Spoiler Alert! Spoilers for “The Staircase” ahead.
Chapter 11: Looking for Closure
Putting the Case to Rest.
A number of viewers have commented on my decision to leave the defense team in 2014, after the DA rejected our efforts to resolve the case by reaching a plea agreement. Some have been critical of that decision, and I understand why. But I had told Michael in 2011, after we got the new trial, that I could not commit to re-trying the case. I had moved from the Research Triangle to Charlotte, and I now had an 18-month-old daughter. I had accomplished what had driven me to stay involved in the case for more than a decade – Michael’s conviction had been overturned. From my perspective, it was time to turn the case over to another lawyer. I was emotionally spent.
I recommended Mike Klinkosum (“Klink”), a younger lawyer I knew well, who would do a great job. I went over the evidence with Klink and consulted with him over the next two years about the case and strategy. Although the new Durham DA had refused to settle the case without a guilty plea, he had done nothing to move the case toward a retrial. The new assistant DA’s assigned had apparently not looked at the evidence or done anything to prepare for trial. I agreed with Klink that the DA’s office really did not want to try the case again.
Klinkosum also believed, based upon case conferences with the DA and Judge Hudson, that the judge also didn’t want to try the case again. He wanted the parties to come to some agreement to end it. Failing that, Klink believed that if he could find a legitimate basis on which Judge Hudson could dismiss the case, he would likely do so.

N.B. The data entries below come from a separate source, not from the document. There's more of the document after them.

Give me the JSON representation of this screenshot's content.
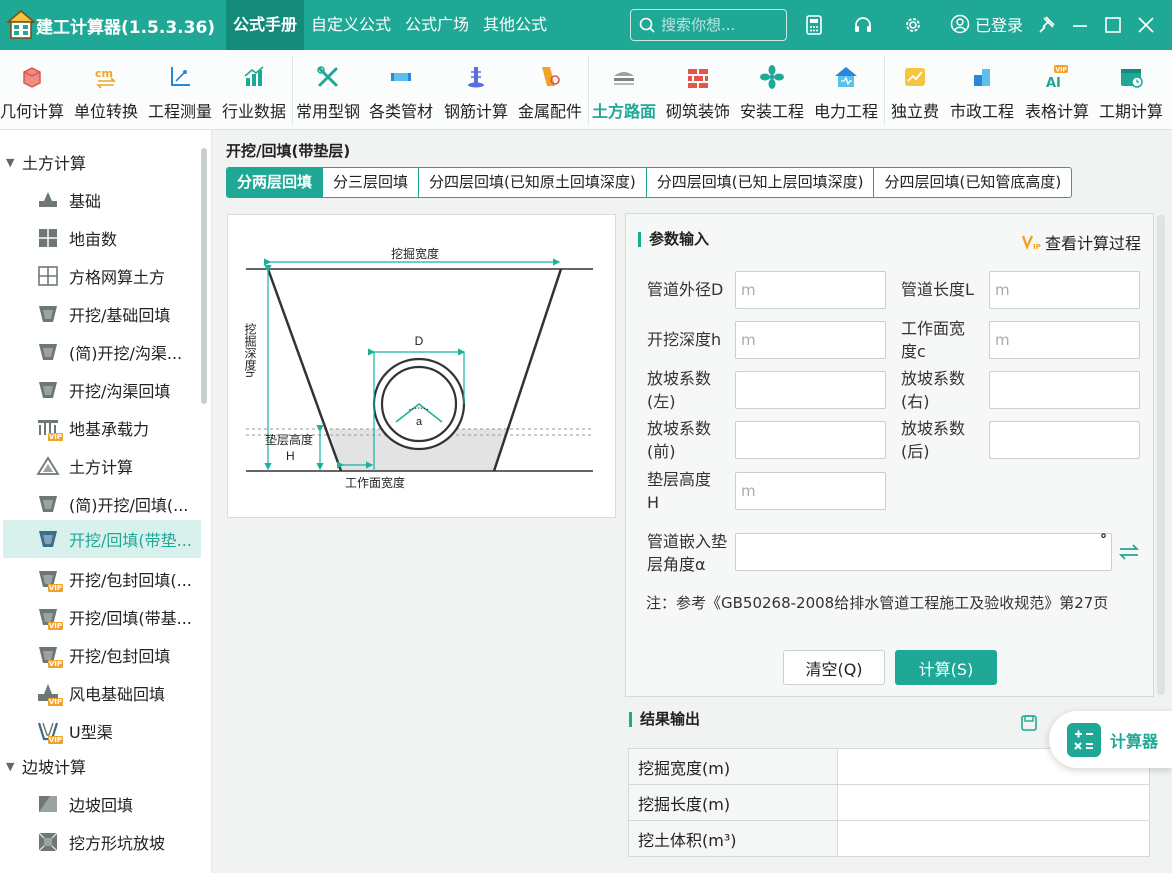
{
  "app": {
    "title": "建工计算器(1.5.3.36)"
  },
  "nav_tabs": [
    {
      "label": "公式手册",
      "active": true
    },
    {
      "label": "自定义公式",
      "active": false
    },
    {
      "label": "公式广场",
      "active": false
    },
    {
      "label": "其他公式",
      "active": false
    }
  ],
  "search": {
    "placeholder": "搜索你想..."
  },
  "user": {
    "login_label": "已登录"
  },
  "toolbar": [
    {
      "label": "几何计算",
      "icon": "cube-icon"
    },
    {
      "label": "单位转换",
      "icon": "unit-convert-icon"
    },
    {
      "label": "工程测量",
      "icon": "survey-icon"
    },
    {
      "label": "行业数据",
      "icon": "bar-chart-icon"
    },
    {
      "label": "常用型钢",
      "icon": "tools-icon"
    },
    {
      "label": "各类管材",
      "icon": "pipe-icon"
    },
    {
      "label": "钢筋计算",
      "icon": "rebar-icon"
    },
    {
      "label": "金属配件",
      "icon": "metal-fitting-icon"
    },
    {
      "label": "土方路面",
      "icon": "earthwork-icon",
      "active": true
    },
    {
      "label": "砌筑装饰",
      "icon": "brick-icon"
    },
    {
      "label": "安装工程",
      "icon": "fan-icon"
    },
    {
      "label": "电力工程",
      "icon": "power-house-icon"
    },
    {
      "label": "独立费",
      "icon": "fee-chart-icon"
    },
    {
      "label": "市政工程",
      "icon": "municipal-icon"
    },
    {
      "label": "表格计算",
      "icon": "vip-ai-icon"
    },
    {
      "label": "工期计算",
      "icon": "calendar-icon"
    }
  ],
  "sidebar": {
    "groups": [
      {
        "label": "土方计算",
        "items": [
          {
            "label": "基础",
            "icon": "foundation-icon"
          },
          {
            "label": "地亩数",
            "icon": "land-grid-icon"
          },
          {
            "label": "方格网算土方",
            "icon": "square-grid-icon"
          },
          {
            "label": "开挖/基础回填",
            "icon": "trench-icon"
          },
          {
            "label": "(简)开挖/沟渠...",
            "icon": "trench-icon"
          },
          {
            "label": "开挖/沟渠回填",
            "icon": "trench-icon"
          },
          {
            "label": "地基承载力",
            "icon": "bearing-vip-icon",
            "vip": true
          },
          {
            "label": "土方计算",
            "icon": "earth-pile-icon"
          },
          {
            "label": "(简)开挖/回填(...",
            "icon": "trench-icon"
          },
          {
            "label": "开挖/回填(带垫...",
            "icon": "trench-icon",
            "active": true
          },
          {
            "label": "开挖/包封回填(...",
            "icon": "trench-vip-icon",
            "vip": true
          },
          {
            "label": "开挖/回填(带基...",
            "icon": "trench-vip-icon",
            "vip": true
          },
          {
            "label": "开挖/包封回填",
            "icon": "trench-vip-icon",
            "vip": true
          },
          {
            "label": "风电基础回填",
            "icon": "wind-foundation-icon",
            "vip": true
          },
          {
            "label": "U型渠",
            "icon": "u-channel-icon",
            "vip": true
          }
        ]
      },
      {
        "label": "边坡计算",
        "items": [
          {
            "label": "边坡回填",
            "icon": "slope-icon"
          },
          {
            "label": "挖方形坑放坡",
            "icon": "pit-icon"
          }
        ]
      }
    ]
  },
  "main": {
    "title": "开挖/回填(带垫层)",
    "subtabs": [
      {
        "label": "分两层回填",
        "active": true
      },
      {
        "label": "分三层回填",
        "active": false
      },
      {
        "label": "分四层回填(已知原土回填深度)",
        "active": false
      },
      {
        "label": "分四层回填(已知上层回填深度)",
        "active": false
      },
      {
        "label": "分四层回填(已知管底高度)",
        "active": false
      }
    ],
    "diagram": {
      "top_label": "挖掘宽度",
      "depth_label": "挖掘深度h",
      "diameter_label": "D",
      "angle_label": "a",
      "cushion_label": "垫层高度",
      "cushion_sym": "H",
      "workface_label": "工作面宽度"
    }
  },
  "params": {
    "title": "参数输入",
    "view_process": "查看计算过程",
    "fields": [
      {
        "label": "管道外径D",
        "placeholder": "m",
        "value": ""
      },
      {
        "label": "管道长度L",
        "placeholder": "m",
        "value": ""
      },
      {
        "label": "开挖深度h",
        "placeholder": "m",
        "value": ""
      },
      {
        "label": "工作面宽度c",
        "placeholder": "m",
        "value": ""
      },
      {
        "label": "放坡系数(左)",
        "placeholder": "",
        "value": ""
      },
      {
        "label": "放坡系数(右)",
        "placeholder": "",
        "value": ""
      },
      {
        "label": "放坡系数(前)",
        "placeholder": "",
        "value": ""
      },
      {
        "label": "放坡系数(后)",
        "placeholder": "",
        "value": ""
      },
      {
        "label": "垫层高度H",
        "placeholder": "m",
        "value": ""
      },
      {
        "label": "管道嵌入垫层角度α",
        "placeholder": "",
        "value": "",
        "unit": "°"
      }
    ],
    "note": "注：参考《GB50268-2008给排水管道工程施工及验收规范》第27页",
    "clear_label": "清空(Q)",
    "calc_label": "计算(S)"
  },
  "results": {
    "title": "结果输出",
    "rows": [
      {
        "label": "挖掘宽度(m)",
        "value": ""
      },
      {
        "label": "挖掘长度(m)",
        "value": ""
      },
      {
        "label": "挖土体积(m³)",
        "value": ""
      }
    ]
  },
  "floating": {
    "label": "计算器"
  },
  "colors": {
    "accent": "#1fa896",
    "accent_dark": "#138a7a",
    "vip": "#f0a32a"
  }
}
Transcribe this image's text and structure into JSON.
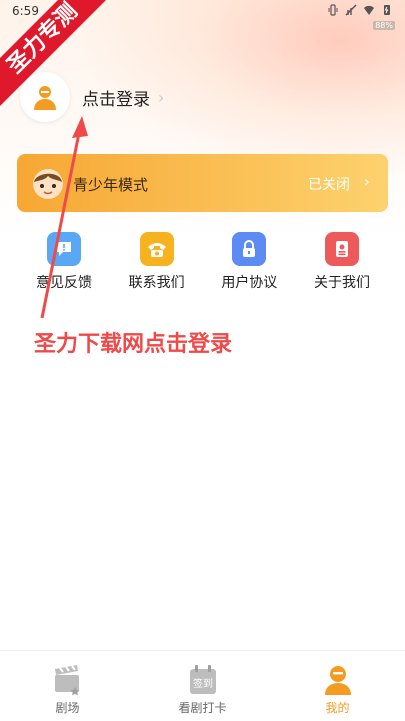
{
  "status_bar": {
    "time": "6:59",
    "battery_tag": "88%"
  },
  "watermark": {
    "text": "圣力专测"
  },
  "login": {
    "label": "点击登录"
  },
  "teen_mode": {
    "title": "青少年模式",
    "status": "已关闭"
  },
  "quick_actions": [
    {
      "label": "意见反馈",
      "icon": "feedback-icon",
      "color": "#5aa7f5"
    },
    {
      "label": "联系我们",
      "icon": "phone-icon",
      "color": "#f6b21f"
    },
    {
      "label": "用户协议",
      "icon": "lock-icon",
      "color": "#5d8bf4"
    },
    {
      "label": "关于我们",
      "icon": "about-icon",
      "color": "#ee5a5a"
    }
  ],
  "annotation": {
    "text": "圣力下载网点击登录"
  },
  "tabbar": {
    "items": [
      {
        "label": "剧场",
        "icon": "clapperboard-icon"
      },
      {
        "label": "看剧打卡",
        "icon": "checkin-calendar-icon",
        "badge": "签到"
      },
      {
        "label": "我的",
        "icon": "profile-icon"
      }
    ]
  },
  "colors": {
    "accent": "#f49c22",
    "annotation": "#ef4a4a",
    "watermark": "#e0182c"
  }
}
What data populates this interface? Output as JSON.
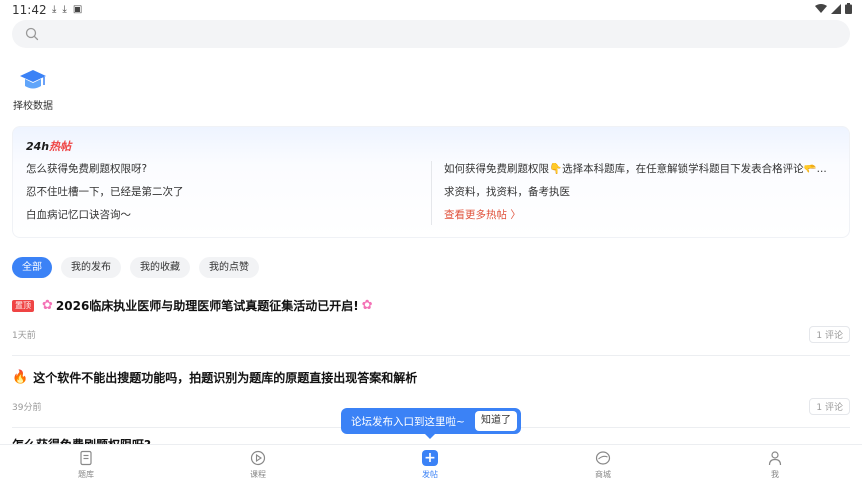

When Klinkosum realized that the Durham County Clerk’s office, in moving to a new courthouse, had not properly preserved the trial evidence, he felt he had an opening. He drafted a motion to dismiss the case based upon the fact that no further DNA testing could be done to determine if an intruder had murdered Kathleen. We talked about the fact there was absolutely no evidence that any third person had entered the house and killed Kathleen. We discussed the fact that the post-trial contamination hurt the State much more than the defense, because it was the State’s burden to rule out an intruder through DNA testing (which could no longer be done), not the defendant’s burden to find evidence of an intruder through DNA evidence. But Klink believed Judge Hudson was looking for a legitimate basis on which to dismiss the case or pressure the DA to make the deal we had previously offered. So, he filed the motion to dismiss based on the contamination theory.
Unfortunately, Klink had a serious stroke just before the hearing was to begin. I called Mike Peterson and offered to get back involved for the hearing it was scheduled to start in two weeks, and Mike did not want to delay it. He felt Klinkosum’s second chair, Mary Jude Darrow, could handle the hearing on her own.
I told Mike I would help Mary Jude if she wanted, but never heard from her. I went to the hearing hoping for the best, but still not feeling that the defense had really been prejudiced by the contamination.